Taken at face value, its arguments were compelling. At six times expected earnings, and with a dividend yield of 15%, Medallion Financial is an alluring stock. Shares jumped 20% in response.
But deeper dive into the bull thesis leaves a lot to be desired. I'd like to address a couple comments in the Barron's piece, and bring some additional perspective.
1. "No losses on any of its medallion loans"
Medallion Financial CEO Andrew Murstein told Barron's that his company hasn't had any losses on any of its medallion loans. While true, this misses the forest for the trees.
In the first six months of 2015, Medallion Financial restructured $10.6 million of medallion loans held at the parent company. The percentage of loans past due is increasing. This is a recipe for future loan losses.
On Friday, a competing medallion financier, Montauk Credit Union, was seized by regulators due to the poor performance of its medallion-heavy loan book. Previously, the bank reported its highest-ever amount of net charge-offs of 0.42% on an annualized basis, well below the NCUA credit union average.
I brought this up to make a point: Prior to its seizure, Montauk could make a similar claim that it had little to no losses from its medallion loan portfolio.

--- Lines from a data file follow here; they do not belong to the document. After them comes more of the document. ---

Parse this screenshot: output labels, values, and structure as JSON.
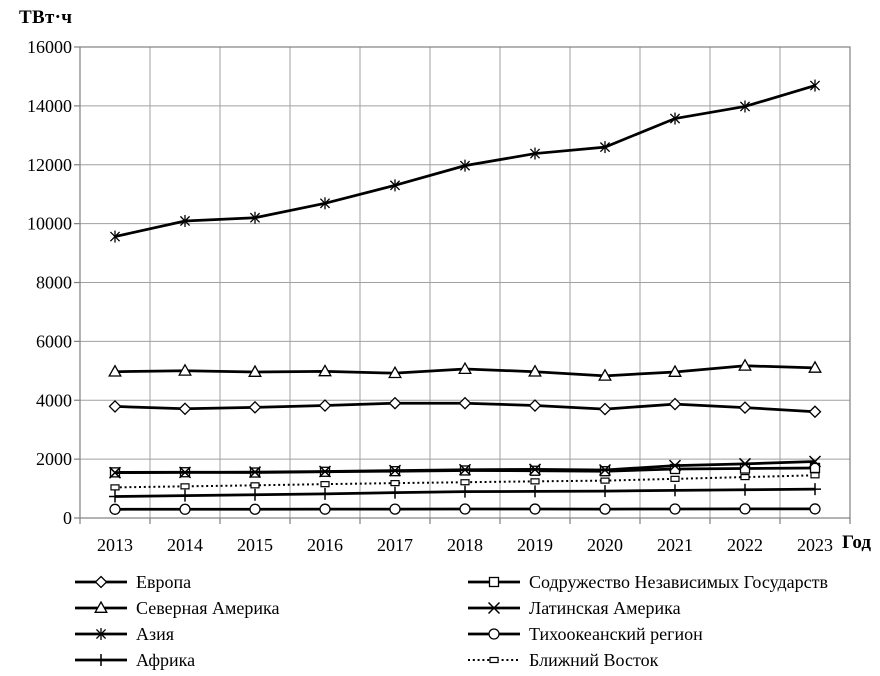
{
  "chart_data": {
    "type": "line",
    "title": "",
    "ylabel": "ТВт·ч",
    "xlabel": "Год",
    "categories": [
      "2013",
      "2014",
      "2015",
      "2016",
      "2017",
      "2018",
      "2019",
      "2020",
      "2021",
      "2022",
      "2023"
    ],
    "ylim": [
      0,
      16000
    ],
    "ytick_step": 2000,
    "grid": true,
    "legend_position": "bottom-two-columns",
    "series": [
      {
        "name": "Европа",
        "marker": "diamond",
        "line": "solid",
        "values": [
          3790,
          3710,
          3760,
          3820,
          3900,
          3900,
          3820,
          3700,
          3870,
          3750,
          3610
        ]
      },
      {
        "name": "Содружество Независимых Государств",
        "marker": "square",
        "line": "solid",
        "values": [
          1550,
          1555,
          1545,
          1570,
          1590,
          1615,
          1605,
          1590,
          1665,
          1680,
          1700
        ]
      },
      {
        "name": "Северная Америка",
        "marker": "triangle",
        "line": "solid",
        "values": [
          4970,
          5000,
          4960,
          4980,
          4920,
          5060,
          4970,
          4830,
          4960,
          5170,
          5100
        ]
      },
      {
        "name": "Латинская Америка",
        "marker": "x",
        "line": "solid",
        "values": [
          1540,
          1550,
          1560,
          1580,
          1610,
          1640,
          1650,
          1630,
          1780,
          1840,
          1920
        ]
      },
      {
        "name": "Азия",
        "marker": "asterisk",
        "line": "solid",
        "values": [
          9560,
          10090,
          10200,
          10690,
          11300,
          11970,
          12380,
          12600,
          13570,
          13980,
          14690
        ]
      },
      {
        "name": "Тихоокеанский регион",
        "marker": "circle",
        "line": "solid",
        "values": [
          295,
          296,
          298,
          300,
          302,
          305,
          304,
          302,
          306,
          310,
          308
        ]
      },
      {
        "name": "Африка",
        "marker": "plus",
        "line": "solid",
        "values": [
          730,
          760,
          790,
          820,
          860,
          895,
          905,
          915,
          940,
          960,
          980
        ]
      },
      {
        "name": "Ближний Восток",
        "marker": "dash",
        "line": "dotted",
        "values": [
          1040,
          1075,
          1110,
          1150,
          1185,
          1215,
          1245,
          1270,
          1330,
          1390,
          1450
        ]
      }
    ],
    "colors": {
      "line": "#000000",
      "marker_fill": "#ffffff",
      "grid": "#a0a0a0",
      "border": "#808080",
      "background": "#ffffff"
    }
  }
}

And yet it was seized for being "unsafe and unsound," due to its growing pile of past due medallion loans.
No one disputes Medallion Financial's past performance; the questions surround its future. With late loans ballooning with each passing quarterly report, it seems impossible for loan losses to remain at zero.
2. LTVs are safe at 75%
Loan-to-value ratios are fickle things. A small change in the value of an asset can have an outsize impact on the LTV ratio, particularly as the ratio rises toward 100%. And given there have been only a handful of medallion transfers in 2015, nailing the right value for a medallion in New York, Chicago, Boston, or any city with a medallion system, is difficult, to say the least.
I wish Barron's had provided additional context on Medallion Financial's LTV ratios. Its LTV ratios were last reported at 75% in June. At the end of 2014, LTVs were 60%. Last September, it said its LTVs were 40%.

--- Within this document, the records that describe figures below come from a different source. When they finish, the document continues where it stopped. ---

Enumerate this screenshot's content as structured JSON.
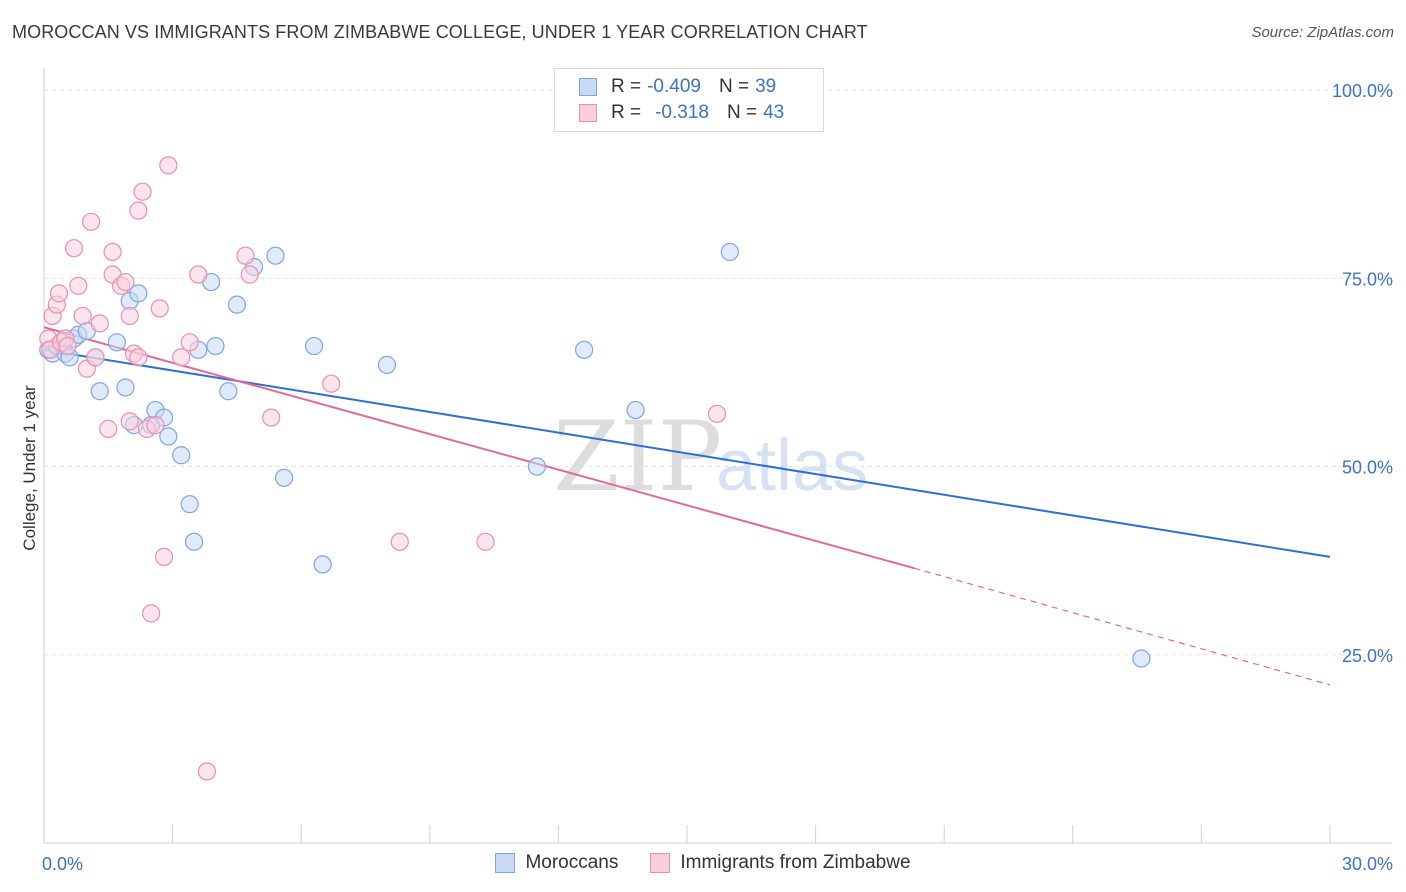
{
  "title": "MOROCCAN VS IMMIGRANTS FROM ZIMBABWE COLLEGE, UNDER 1 YEAR CORRELATION CHART",
  "source": "Source: ZipAtlas.com",
  "watermark": {
    "zip": "ZIP",
    "atlas": "atlas"
  },
  "legend_top": [
    {
      "r_label": "R =",
      "r_value": "-0.409",
      "n_label": "N =",
      "n_value": "39"
    },
    {
      "r_label": "R =",
      "r_value": "-0.318",
      "n_label": "N =",
      "n_value": "43"
    }
  ],
  "legend_bottom": [
    {
      "label": "Moroccans"
    },
    {
      "label": "Immigrants from Zimbabwe"
    }
  ],
  "colors": {
    "blue_fill": "#c7d9f5",
    "blue_stroke": "#7ea6e0",
    "blue_line": "#2f6fd0",
    "pink_fill": "#f9cfdc",
    "pink_stroke": "#eb8faf",
    "pink_line": "#e06a98",
    "grid": "#e4e4e4",
    "axis_text": "#3d72c4"
  },
  "chart_data": {
    "type": "scatter",
    "title": "MOROCCAN VS IMMIGRANTS FROM ZIMBABWE COLLEGE, UNDER 1 YEAR CORRELATION CHART",
    "xlabel": "",
    "ylabel": "College, Under 1 year",
    "xlim": [
      0,
      30
    ],
    "ylim": [
      0,
      102
    ],
    "x_tick_labels": [
      "0.0%",
      "30.0%"
    ],
    "y_ticks": [
      25,
      50,
      75,
      100
    ],
    "y_tick_labels": [
      "25.0%",
      "50.0%",
      "75.0%",
      "100.0%"
    ],
    "grid": true,
    "series": [
      {
        "name": "Moroccans",
        "color": "blue",
        "points": [
          [
            0.1,
            65.5
          ],
          [
            0.2,
            65.0
          ],
          [
            0.3,
            66.0
          ],
          [
            0.4,
            66.5
          ],
          [
            0.5,
            65.0
          ],
          [
            0.6,
            64.5
          ],
          [
            0.7,
            67.0
          ],
          [
            0.8,
            67.5
          ],
          [
            1.0,
            68.0
          ],
          [
            1.2,
            64.5
          ],
          [
            1.3,
            60.0
          ],
          [
            1.9,
            60.5
          ],
          [
            2.0,
            72.0
          ],
          [
            2.2,
            73.0
          ],
          [
            2.1,
            55.5
          ],
          [
            2.5,
            55.5
          ],
          [
            1.7,
            66.5
          ],
          [
            2.6,
            57.5
          ],
          [
            2.8,
            56.5
          ],
          [
            2.9,
            54.0
          ],
          [
            3.2,
            51.5
          ],
          [
            3.4,
            45.0
          ],
          [
            3.5,
            40.0
          ],
          [
            3.9,
            74.5
          ],
          [
            3.6,
            65.5
          ],
          [
            4.3,
            60.0
          ],
          [
            4.5,
            71.5
          ],
          [
            4.0,
            66.0
          ],
          [
            5.4,
            78.0
          ],
          [
            4.9,
            76.5
          ],
          [
            5.6,
            48.5
          ],
          [
            6.5,
            37.0
          ],
          [
            6.3,
            66.0
          ],
          [
            8.0,
            63.5
          ],
          [
            11.5,
            50.0
          ],
          [
            12.6,
            65.5
          ],
          [
            13.8,
            57.5
          ],
          [
            16.0,
            78.5
          ],
          [
            25.6,
            24.5
          ]
        ],
        "trend": {
          "x": [
            0,
            30
          ],
          "y": [
            65.5,
            38.0
          ]
        }
      },
      {
        "name": "Immigrants from Zimbabwe",
        "color": "pink",
        "points": [
          [
            0.1,
            67.0
          ],
          [
            0.15,
            65.5
          ],
          [
            0.2,
            70.0
          ],
          [
            0.3,
            71.5
          ],
          [
            0.35,
            73.0
          ],
          [
            0.4,
            66.5
          ],
          [
            0.5,
            67.0
          ],
          [
            0.55,
            66.0
          ],
          [
            0.7,
            79.0
          ],
          [
            0.8,
            74.0
          ],
          [
            0.9,
            70.0
          ],
          [
            1.0,
            63.0
          ],
          [
            1.1,
            82.5
          ],
          [
            1.2,
            64.5
          ],
          [
            1.3,
            69.0
          ],
          [
            1.5,
            55.0
          ],
          [
            1.6,
            78.5
          ],
          [
            1.6,
            75.5
          ],
          [
            1.8,
            74.0
          ],
          [
            1.9,
            74.5
          ],
          [
            2.0,
            70.0
          ],
          [
            2.1,
            65.0
          ],
          [
            2.3,
            86.5
          ],
          [
            2.2,
            84.0
          ],
          [
            2.0,
            56.0
          ],
          [
            2.2,
            64.5
          ],
          [
            2.4,
            55.0
          ],
          [
            2.5,
            30.5
          ],
          [
            2.6,
            55.5
          ],
          [
            2.8,
            38.0
          ],
          [
            2.7,
            71.0
          ],
          [
            2.9,
            90.0
          ],
          [
            3.2,
            64.5
          ],
          [
            3.4,
            66.5
          ],
          [
            3.6,
            75.5
          ],
          [
            3.8,
            9.5
          ],
          [
            4.7,
            78.0
          ],
          [
            4.8,
            75.5
          ],
          [
            5.3,
            56.5
          ],
          [
            6.7,
            61.0
          ],
          [
            8.3,
            40.0
          ],
          [
            10.3,
            40.0
          ],
          [
            15.7,
            57.0
          ]
        ],
        "trend": {
          "x": [
            0,
            20.3
          ],
          "y": [
            68.5,
            36.5
          ]
        },
        "trend_extension": {
          "x": [
            20.3,
            30
          ],
          "y": [
            36.5,
            21.0
          ]
        }
      }
    ]
  }
}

The trend is quite clear, and it all happened during a period with relatively few foreclosures. Should the pace of foreclosures and stressed sales tick up, you can bet medallion prices will resume their slide, and LTVs will trend even higher.
3. Conservative and "aggressive" lenders
Barron's called out Capital One Financial and Signature Bank as being "aggressive" lenders. The article notes that when these two publicly traded banks were actively originating new medallion loans, Medallion Financial upped its credit standards, seeking out loans at lower LTV ratios.
Medallion prices peaked in 2013 and 2014 in New York City. If you compile the data on its NYC medallion loans, you'll see that the majority of its loans by cost were originated in 2013 and 2014.
A loan is a commodity. Lenders compete on terms and pricing. Medallion Financial was clearly originating loans when medallion prices were frothy, and competition for loans was robust. It requires a big logical leap to assume that one lender would be able to siphon off the very best borrowers, on favorable terms, while reporting loan yields in line with its peers.
4. On diversification
It's true that Medallion Financial has diversified by lending to individuals. The company's Medallion Bank subsidiary is actively writing high-yielding home improvement and recreational vehicle loans. But the same banking unit that holds its consumer loans is also betting heavily on medallions.
Medallion Bank's medallion loans are equal to 2.8 times its equity. A 10% loss rate on its medallion loans would consume 28% of the bank's equity. A 35% loss rate would result in a complete and total wipeout of the bank's equity cushion. No matter how well its consumer loans perform, the bank's medallion loans will be an anchor to its performance.
Medallion Bank is no small matter, as it makes up 49% of Medallion Financial's book value. FDIC insured, the stakes are higher in the banking subsidiary, which, unlike Medallion Financial, is regulated and monitored for credit performance.
The simple fact is that Medallion Financial's historical credit metrics are impeccable. That's what you would expect from a lender that had the advantage of writing loans against collateral that only went up in value. But now medallion values are trending in the opposite direction, and a loan, no matter how well it is underwritten, won't perform if the borrower would be better off walking away.
Shareholders should follow the lead of the industry's borrowers and simply walk away.